After enjoying milk or dairy products, many people will experience symptoms of bloating or abdominal pain, diarrhea. This is the result of lactose intolerance syndrome . Many people find it difficult to understand because they used to easily digest milk when they were children but later lost this ability.
According to internist Sean Chung, nearly every baby is born with the ability to absorb lactose (a sugar found in mammalian milk). Most children, of all races, use the enzyme lactase found in the small intestine to break down the lactose molecule structure into glucose and galactose, making it easier for them to be absorbed through the intestinal lining.
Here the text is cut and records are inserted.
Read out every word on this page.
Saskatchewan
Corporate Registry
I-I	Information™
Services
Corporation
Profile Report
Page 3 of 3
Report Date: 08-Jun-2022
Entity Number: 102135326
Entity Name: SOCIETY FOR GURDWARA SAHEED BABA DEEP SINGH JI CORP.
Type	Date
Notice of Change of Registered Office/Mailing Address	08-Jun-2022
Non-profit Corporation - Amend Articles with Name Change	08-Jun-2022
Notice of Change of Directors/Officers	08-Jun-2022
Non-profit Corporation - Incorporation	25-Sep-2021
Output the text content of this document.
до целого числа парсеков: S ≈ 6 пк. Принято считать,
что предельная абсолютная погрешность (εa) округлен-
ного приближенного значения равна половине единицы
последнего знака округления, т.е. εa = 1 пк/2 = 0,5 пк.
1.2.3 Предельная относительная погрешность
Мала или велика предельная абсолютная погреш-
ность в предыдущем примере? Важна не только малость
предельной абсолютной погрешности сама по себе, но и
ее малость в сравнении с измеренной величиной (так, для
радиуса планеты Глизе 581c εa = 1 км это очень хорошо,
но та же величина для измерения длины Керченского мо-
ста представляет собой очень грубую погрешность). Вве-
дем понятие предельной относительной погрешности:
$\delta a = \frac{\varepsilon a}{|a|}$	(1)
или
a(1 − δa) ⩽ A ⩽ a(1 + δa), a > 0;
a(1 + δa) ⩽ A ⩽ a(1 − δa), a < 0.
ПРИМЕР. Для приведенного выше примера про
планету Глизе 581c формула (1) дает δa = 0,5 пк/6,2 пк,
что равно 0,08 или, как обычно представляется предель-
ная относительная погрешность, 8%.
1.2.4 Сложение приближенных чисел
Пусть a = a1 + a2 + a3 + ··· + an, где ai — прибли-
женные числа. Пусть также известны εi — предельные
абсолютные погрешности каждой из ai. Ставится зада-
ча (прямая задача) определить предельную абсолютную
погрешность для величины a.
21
As with other mammals, lactase stability plays an important role, helping babies digest milk, especially during breastfeeding.
Bloating or abdominal pain, diarrhea when consuming milk or dairy products, this is lactose intolerance.
Doctors in Southern California explain that many of us by the age of 5 will have a drastic decrease in the amount of the enzyme lactase . This phenomenon is known as lactase instability , which leaves the lactose in milk untreated. At that time, this amount of lactose in the intestine will draw water from the body and be turned into unpleasant things by intestinal bacteria, including hydrogen gas.
In fact, humans in early civilizations were lactose intolerant as adults. It was only during the invention of agriculture thousands of years ago that populations of cultures in the Western hemisphere developed the enzyme lactase in a stable manner. Humans evolved to be able to tolerate a new source of dairy foods other than breast milk, resulting from domestication of domestic animals.
This phenomenon is explained from an evolutionary standpoint that citizens of some countries have become more adapted to milk, simply because they consume more milk.
Unlike countries near the equator, people in the Nordic countries need to consume a lot of milk to supplement calcium, due to Vitamin D deficiency from the sun.
That is why the rate of lactose intolerance in the Nordic population can be as low as 5% while in some Asian communities it can be as high as 90%.
To improve the situation, people with lactose intolerance can use small amounts of milk at a time , cheese and yogurt, which contain less lactose than raw milk; or buy processed dairy products that break down the lactose first to avoid this.